Following last years critically acclaimed collaborative album, 'Love Letter For Fire', with Iron And Wire's Sam Beam, Jesca Hoop returns with a new solo album, 'Memories Are Now'. Jesca's new nine song release is her seventh album in ten years and is as stripped back and minimalist as anything she's previously delivered.

Jesca Hoop Memories Are Now Album

Hoop's song writing skills are undiminished on her new work and her voice is given free range by the uncluttered, sparse, sometimes stark arrangements. 'Memories Are Now' shifts through lullaby melodies to more complex and angularly agitated compositions. The new record is produced in collaboration with her Zeitgeist Studios stablemate Blake Mills and has clearly been given an expression and form of its own with a rather unfamiliar feel throughout.

Hoop and Mills have chosen to "strip away layers" and make the recording "quite raw, human and sparse, even unsettling" and in doing so have certainly given the songs a unique character. In some ways it's a little like reading a book that isn't at all familiar in its setting; your imagination is left to fill in and conjure up the missing information.

The title track of the album opens up the new set of songs with Hoop's voice carrying the song through a wonderfully worked mix of melodies, harmonies and layered forms. The accompaniment barely changes with the build and break coming solely from the vocal takes. The first single from the album, 'The Lost Sky', follows on in a similar vein allowing Hoop's expressive voice to deliver up a devastatingly heart breaking refrain.
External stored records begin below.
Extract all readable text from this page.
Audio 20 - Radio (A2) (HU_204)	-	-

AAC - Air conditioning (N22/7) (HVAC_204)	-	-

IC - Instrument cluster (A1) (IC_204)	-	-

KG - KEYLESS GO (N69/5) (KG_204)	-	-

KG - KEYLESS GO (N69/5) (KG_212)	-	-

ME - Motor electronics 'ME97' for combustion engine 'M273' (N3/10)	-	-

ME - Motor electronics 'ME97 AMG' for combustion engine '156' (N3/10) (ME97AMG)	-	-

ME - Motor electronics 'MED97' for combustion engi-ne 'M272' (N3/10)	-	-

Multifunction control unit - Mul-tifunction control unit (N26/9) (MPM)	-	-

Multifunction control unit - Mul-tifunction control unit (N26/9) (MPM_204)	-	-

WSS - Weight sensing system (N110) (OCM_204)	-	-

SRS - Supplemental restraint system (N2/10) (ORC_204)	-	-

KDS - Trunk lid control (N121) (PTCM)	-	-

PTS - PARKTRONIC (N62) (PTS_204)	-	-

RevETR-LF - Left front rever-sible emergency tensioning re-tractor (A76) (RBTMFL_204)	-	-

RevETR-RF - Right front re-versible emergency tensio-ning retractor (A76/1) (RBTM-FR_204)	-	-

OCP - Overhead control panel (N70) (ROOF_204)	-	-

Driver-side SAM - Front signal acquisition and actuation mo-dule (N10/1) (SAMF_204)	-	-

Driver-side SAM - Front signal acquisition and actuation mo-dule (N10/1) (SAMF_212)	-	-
On 'Simon Says' the arrangement is no more populated with anything bar the bare minimums but does take on a differing form, veering into Kimya Dawson territory as Jesca bemoans, cleverly and with a wry humorous slant, the digital generation. The side swipe at our reliance on technology is also born out with an equally deft touch as "the computer says no" on 'Animal Kingdom Chaotic'.

Arguably 'Memories Are Now' works best on the more immediately accessible, more obvious songs. The power, potency and revolving hook driven through on 'Cut Connection', the folksy naivety of 'Pegasi' and the wonderfully worked, Laura Veirs flavoured, 'Unsaid' achieve a connection in a way that is more difficult for some of her other songs here. Where Jesca Hoop truly shines however is at the very end of the album. With 'The Coming' Hoop delivers up a song that is as emotive as they come, brimming with expression and anguish. As Hoop questions the role and teachings of a religion she was brought up on she is clearly impassioned to shed her misgivings. I must confess to having initially wondered whether or not this was a cover, for this Ms Hoop I sincerely apologise. The reason for my doubt? Well, it's such a fantastic song (Not that many of hers aren't). It already has a feeling of familiarity to it; a warmth, a depth and a character, and is out of synch to a large degree with the previous eight tracks. Hoop, almost in a Jeff Buckley does 'Hallelujah' way, has produced a song that surpasses anything else on her latest album with a wonderfully written, passionately performed track of intimate beauty.

'Memories Are Now' is an undulating album with a very interesting, slightly incohesive character. At times it does try a little too hard. Where the songs have been stripped down you wonder what was taken out, or what could have been. (It's like 'The House Doctor' has been sent round to de-clutter). The instrumentation too is sometimes odd, especially what sounds like a rubber band wrapped around a box where a good bass would have done a better job and, because of the sparsity on some of the tracks it can at times feel like Elizabethan or conservatory music. For all of its flaws though 'Memories Are Now' is still a very good album that is as intriguing and complex as it is engaging and enjoyable.